The NZ Super Fund is signalling that the days of “extraordinarily high returns” may be over.
Turbulent global financial markets saw the NZ Super Fund take a $3.3 billion hit to its value in the financial year to June 30, 2022.
The fund, set up to help out with the country’s future pension requirements, stood at $55.7 billion, down from approximately $59 billion at the end of the previous financial year.
The performance in the latest financial year contrasts hugely, with the bumper 30% rise in value the fund enjoyed in that previous financial year as it rode then super-buoyant global markets.
Fund chief executive Matt Whineray said that despite the tough global conditions in the latest financial yer, the fund’s active investment strategies cushioned the overall impact – delivering record value-added returns.
“It might sound counter-intuitive to say we had a strong year with the drop in value of the fund,” Whineray said.
“However, our active investment strategies have performed extremely well and are a reflection of the excellent work and skill of the team over many years.”
Whineray said the passively-invested Reference Portfolio, which sets the overall portfolio risk target and makes up approximately 60% of the fund, returned -14.24% in the 2021/22 financial year. This is an index made up of 80% equities and 20% fixed income.
The ‘active management’ saw the fund significantly out-perform this passive Reference Portfolio benchmark by 7.25%, earning a record $4.5 billion in value add, which Whineray said represented “significant real value to New Zealand”.
NZ Super said all figures presented are after costs and before New Zealand tax and are provided on a provisional, unaudited basis. The Guardians of New Zealand Superannuation 2021-2022 annual report and audited financial statements will be released in late October.
“While there is no hiding that market conditions are challenging – the first six months of 2022 have seen the worst global equity market performance since 1970 – the fund showed resilience and is performing well.” Whineray said.
In the two months since the end of the 2022 financial year the size of the fund has recovered by approximately $2 billion to $57.3 billion.
Whineray believed, however, that the periods of “extraordinarily high returns”, like 2020-2021 “are behind us”.
“In effect we were bringing forward future returns in an environment which combined both monetary and fiscal stimulus.”
Whineray said higher interest rates such as are now being seen both weigh on market performance and increase the fund’s “internal hurdles” for making direct investments in companies.
“The external economic environment continues to present challenges to investors. Heightened inflation, and the associated response by central banks to push up interest rates to suppress demand, places considerable pressure on investment returns for both bonds and equities.”
The market volatility is expected to continue, Whineray said.
“Stakeholders should expect to see further ups and downs going forward. As a long-term investor the fund is well-positioned for this sort of market.
“…We believe we’re entering a lower return period, but remain confident our long-term approach will continue to deliver value to New Zealand.”
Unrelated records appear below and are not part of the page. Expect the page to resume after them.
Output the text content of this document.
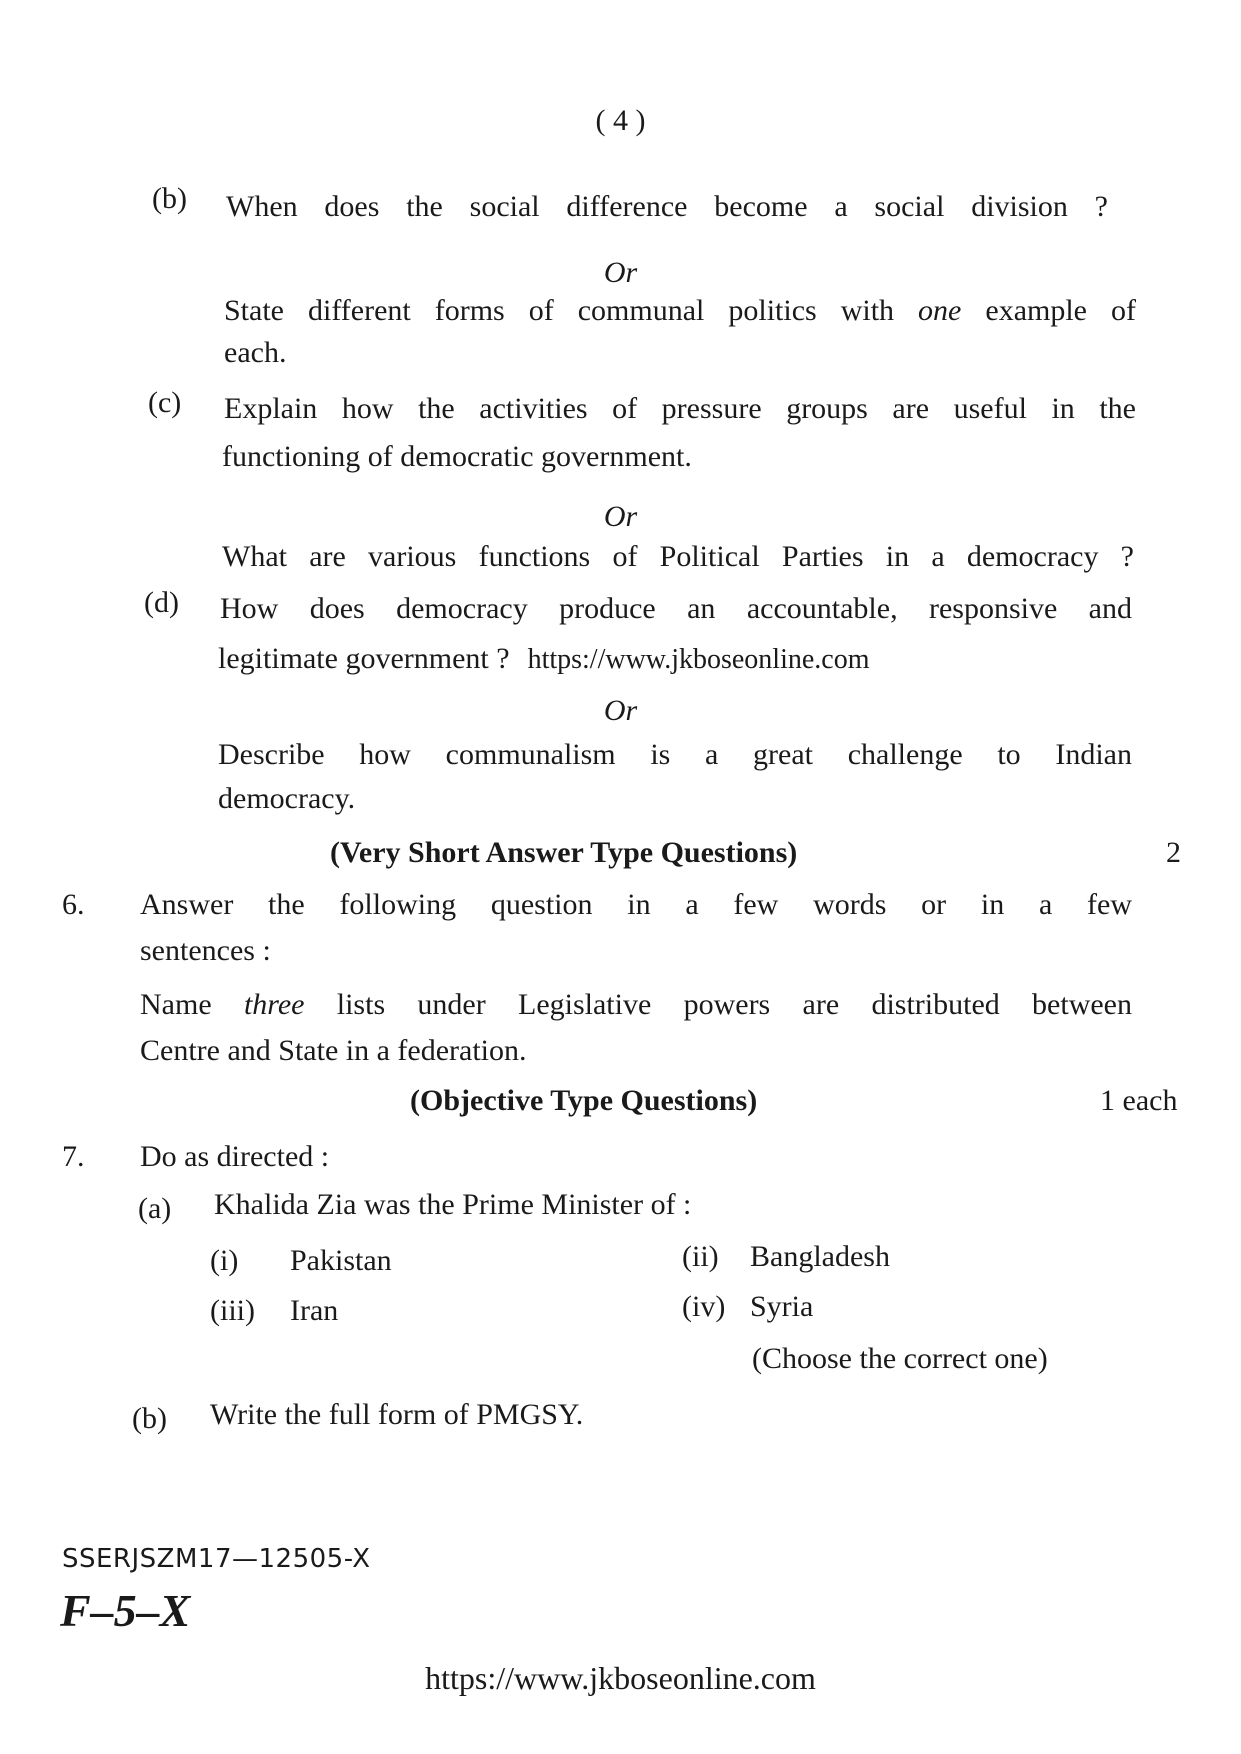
( 4 )
(b) When does the social difference become a social division ?
Or
State different forms of communal politics with one example of
each.
(c) Explain how the activities of pressure groups are useful in the
functioning of democratic government.
Or
What are various functions of Political Parties in a democracy ?
(d) How does democracy produce an accountable, responsive and
legitimate government ? https://www.jkboseonline.com
Or
Describe how communalism is a great challenge to Indian
democracy.
(Very Short Answer Type Questions)	2
6. Answer the following question in a few words or in a few
sentences :
Name three lists under Legislative powers are distributed between
Centre and State in a federation.
(Objective Type Questions)	1 each
7. Do as directed :
(a) Khalida Zia was the Prime Minister of :
(i) Pakistan	(ii) Bangladesh
(iii) Iran	(iv) Syria
(Choose the correct one)
(b) Write the full form of PMGSY.
SSERJSZM17—12505-X
F–5–X
https://www.jkboseonline.com
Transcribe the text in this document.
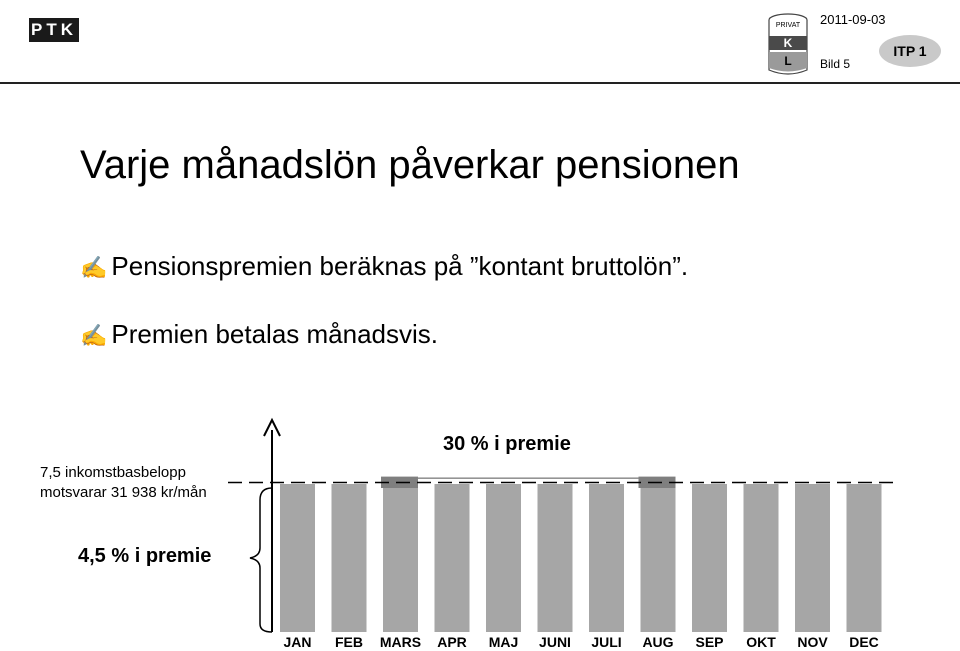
PTK	PRIVAT
K
L
2011-09-03
Bild 5
ITP 1
Varje månadslön påverkar pensionen
✍ Pensionspremien beräknas på ”kontant bruttolön”.
✍ Premien betalas månadsvis.
7,5 inkomstbasbelopp
motsvarar 31 938 kr/mån
4,5 % i premie
30 % i premie
JAN FEB MARS APR MAJ JUNI JULI AUG SEP OKT NOV DEC
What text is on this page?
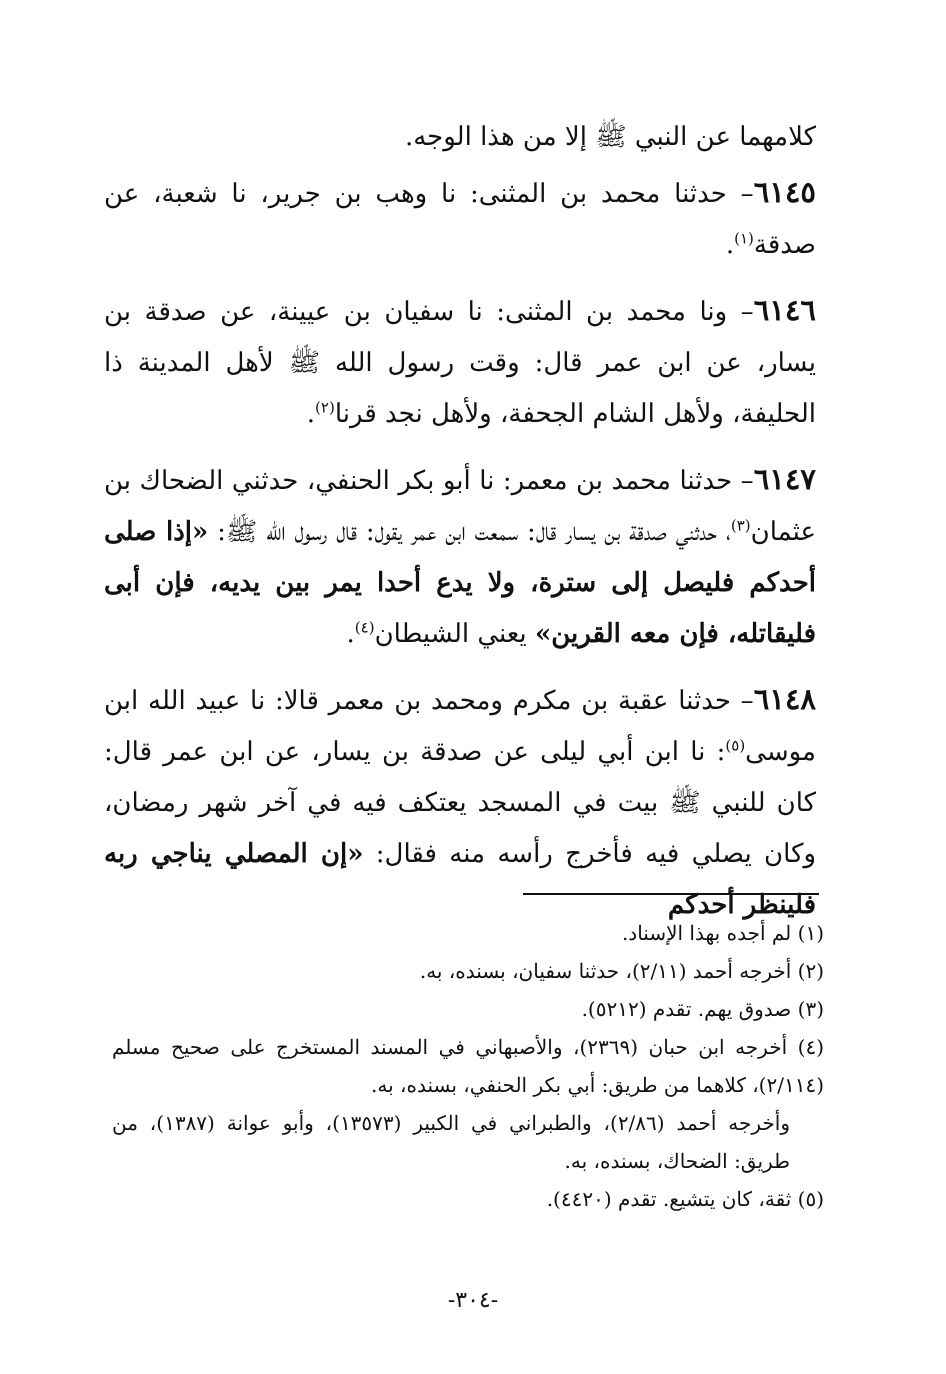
كلامهما عن النبي ﷺ إلا من هذا الوجه.

٦١٤٥– حدثنا محمد بن المثنى: نا وهب بن جرير، نا شعبة، عن صدقة$^{(١)}$.

٦١٤٦– ونا محمد بن المثنى: نا سفيان بن عيينة، عن صدقة بن يسار، عن ابن عمر قال: وقت رسول الله ﷺ لأهل المدينة ذا الحليفة، ولأهل الشام الجحفة، ولأهل نجد قرنا$^{(٢)}$.

٦١٤٧– حدثنا محمد بن معمر: نا أبو بكر الحنفي، حدثني الضحاك بن عثمان$^{(٣)}$، حدثني صدقة بن يسار قال: سمعت ابن عمر يقول: قال رسول الله ﷺ: «إذا صلى أحدكم فليصل إلى سترة، ولا يدع أحدا يمر بين يديه، فإن أبى فليقاتله، فإن معه القرين» يعني الشيطان$^{(٤)}$.

٦١٤٨– حدثنا عقبة بن مكرم ومحمد بن معمر قالا: نا عبيد الله ابن موسى$^{(٥)}$: نا ابن أبي ليلى عن صدقة بن يسار، عن ابن عمر قال: كان للنبي ﷺ بيت في المسجد يعتكف فيه في آخر شهر رمضان، وكان يصلي فيه فأخرج رأسه منه فقال: «إن المصلي يناجي ربه فلينظر أحدكم

(١) لم أجده بهذا الإسناد.

(٢) أخرجه أحمد (٢/١١)، حدثنا سفيان، بسنده، به.

(٣) صدوق يهم. تقدم (٥٢١٢).

(٤) أخرجه ابن حبان (٢٣٦٩)، والأصبهاني في المسند المستخرج على صحيح مسلم (٢/١١٤)، كلاهما من طريق: أبي بكر الحنفي، بسنده، به.

وأخرجه أحمد (٢/٨٦)، والطبراني في الكبير (١٣٥٧٣)، وأبو عوانة (١٣٨٧)، من طريق: الضحاك، بسنده، به.

(٥) ثقة، كان يتشيع. تقدم (٤٤٢٠).

-٣٠٤-
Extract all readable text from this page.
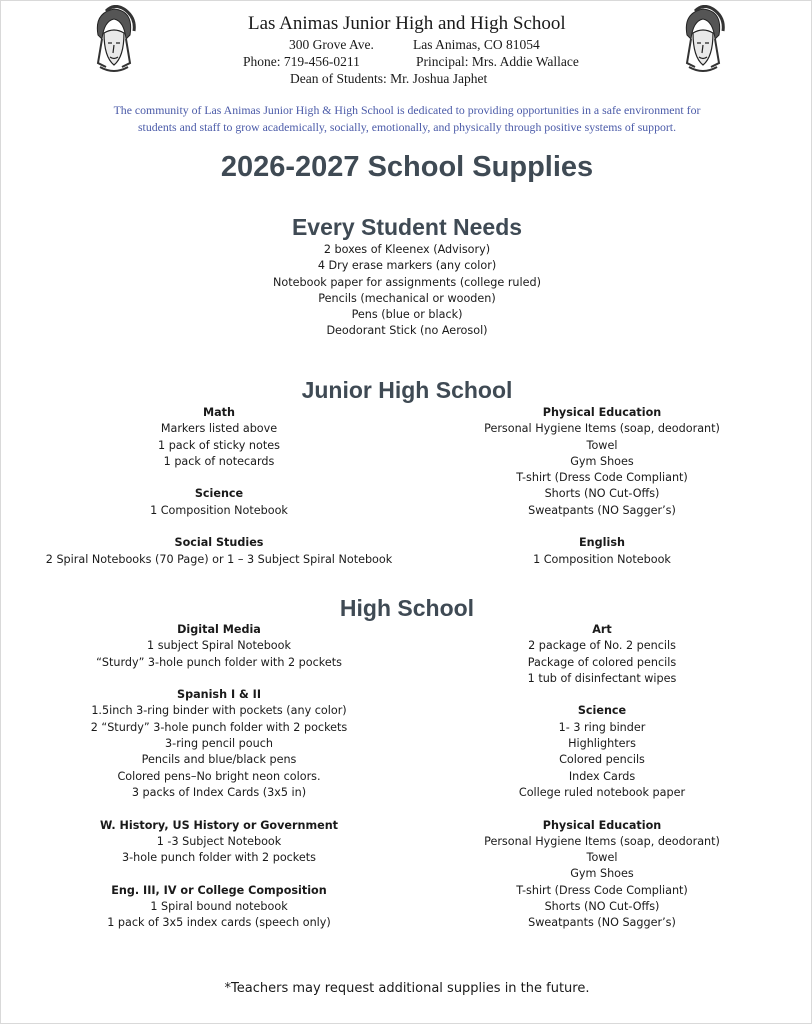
Las Animas Junior High and High School
300 Grove Ave.	Las Animas, CO 81054
Phone: 719-456-0211	Principal: Mrs. Addie Wallace
Dean of Students: Mr. Joshua Japhet
The community of Las Animas Junior High & High School is dedicated to providing opportunities in a safe environment for
students and staff to grow academically, socially, emotionally, and physically through positive systems of support.
2026-2027 School Supplies
Every Student Needs
2 boxes of Kleenex (Advisory)
4 Dry erase markers (any color)
Notebook paper for assignments (college ruled)
Pencils (mechanical or wooden)
Pens (blue or black)
Deodorant Stick (no Aerosol)
Junior High School
Math
Markers listed above
1 pack of sticky notes
1 pack of notecards

Science
1 Composition Notebook

Social Studies
2 Spiral Notebooks (70 Page) or 1 – 3 Subject Spiral Notebook
Physical Education
Personal Hygiene Items (soap, deodorant)
Towel
Gym Shoes
T-shirt (Dress Code Compliant)
Shorts (NO Cut-Offs)
Sweatpants (NO Sagger’s)

English
1 Composition Notebook
High School
Digital Media
1 subject Spiral Notebook
“Sturdy” 3-hole punch folder with 2 pockets

Spanish I & II
1.5inch 3-ring binder with pockets (any color)
2 “Sturdy” 3-hole punch folder with 2 pockets
3-ring pencil pouch
Pencils and blue/black pens
Colored pens–No bright neon colors.
3 packs of Index Cards (3x5 in)

W. History, US History or Government
1 -3 Subject Notebook
3-hole punch folder with 2 pockets

Eng. III, IV or College Composition
1 Spiral bound notebook
1 pack of 3x5 index cards (speech only)
Art
2 package of No. 2 pencils
Package of colored pencils
1 tub of disinfectant wipes

Science
1- 3 ring binder
Highlighters
Colored pencils
Index Cards
College ruled notebook paper

Physical Education
Personal Hygiene Items (soap, deodorant)
Towel
Gym Shoes
T-shirt (Dress Code Compliant)
Shorts (NO Cut-Offs)
Sweatpants (NO Sagger’s)
*Teachers may request additional supplies in the future.
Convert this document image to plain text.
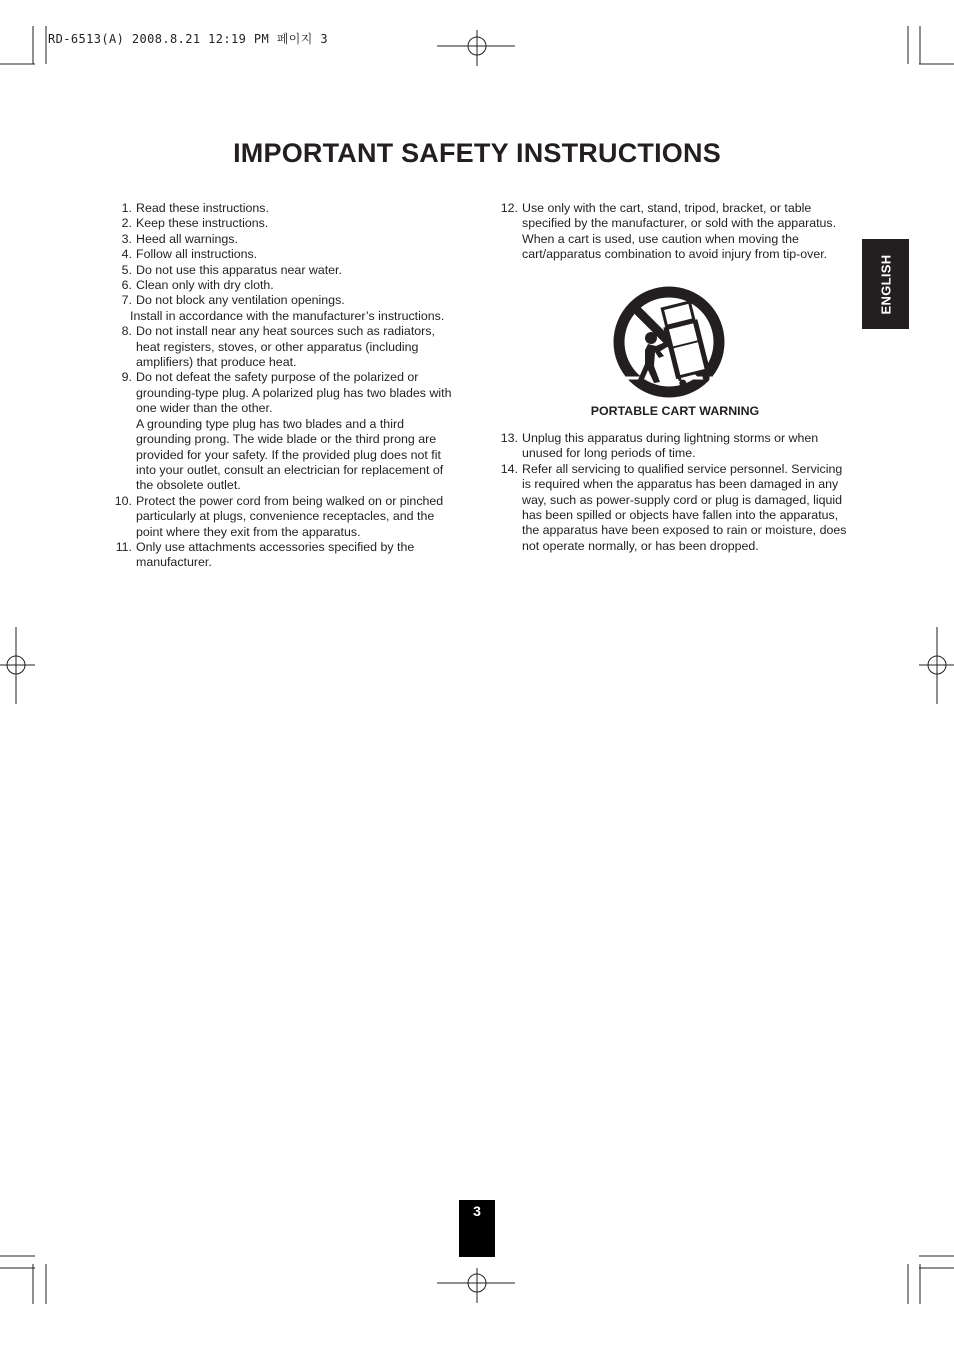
RD-6513(A) 2008.8.21 12:19 PM 페이지 3
IMPORTANT SAFETY INSTRUCTIONS
ENGLISH
1. Read these instructions.
2. Keep these instructions.
3. Heed all warnings.
4. Follow all instructions.
5. Do not use this apparatus near water.
6. Clean only with dry cloth.
7. Do not block any ventilation openings.
Install in accordance with the manufacturer’s instructions.
8. Do not install near any heat sources such as radiators, heat registers, stoves, or other apparatus (including amplifiers) that produce heat.
9. Do not defeat the safety purpose of the polarized or grounding-type plug. A polarized plug has two blades with one wider than the other.
A grounding type plug has two blades and a third grounding prong. The wide blade or the third prong are provided for your safety. If the provided plug does not fit into your outlet, consult an electrician for replacement of the obsolete outlet.
10. Protect the power cord from being walked on or pinched particularly at plugs, convenience receptacles, and the point where they exit from the apparatus.
11. Only use attachments accessories specified by the manufacturer.
12. Use only with the cart, stand, tripod, bracket, or table specified by the manufacturer, or sold with the apparatus.
When a cart is used, use caution when moving the cart/apparatus combination to avoid injury from tip-over.
PORTABLE CART WARNING
13. Unplug this apparatus during lightning storms or when unused for long periods of time.
14. Refer all servicing to qualified service personnel. Servicing is required when the apparatus has been damaged in any way, such as power-supply cord or plug is damaged, liquid has been spilled or objects have fallen into the apparatus, the apparatus have been exposed to rain or moisture, does not operate normally, or has been dropped.
3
Government contributions (net of NZ tax) since inception of the fund have been $12.6 billion.
In the last 10 years, the fund has generated returns of more than 12% a year.
The Government is projected to start making withdrawals from the fund to help pay for superannuation from the mid-2030s.
Since investing began in 2003 the fund has returned 9.65% per annum, equating to $34.6 billion more than the cost of Treasury Bills (what the Government would have saved if it simply paid down debt). The value added by active investment since inception represents $13.3 billion.
In terms of highlights in the past financial year, Whineray picked out the fund’s “strategic tilting”, timber, global macro, tactical credit and equity factors mandates with contributing to the strong value-add performance.
“Our Strategic Tilting strategy continues to perform above expectations and deliver strong value, with returns in 2021/22 largely driven by higher bond yields as central banks hiked interest rates in response to inflation.
“Timber also continues to outperform, headlined by our investment in Kaingaroa Timberlands, a radiata pine forest in the central North Island of New Zealand.”
“Our global macro opportunity, a hedge fund strategy that bases its holdings primarily on the overall economic and political views of various countries or their macroeconomic principles, and our internally managed tactical credit mandate, also delivered strong returns. Tactical credit investments provide debt funding while using downside protection to mitigate or prevent a decrease in the value of an investment.
“Equity factors investments in developed markets had a very strong year, reversing prior under-performance. Factor-based investing is a long-term strategy that uses a range of criteria – such as value, quality, momentum and low risk factors – in an effort to out-perform traditional equity benchmarks, while taking lower levels of risk. An allocation to the ‘value’ factor, which had historically weighed negatively on performance, started to reverse in late 2021, after global equity markets began to pull back after reaching all-time highs.”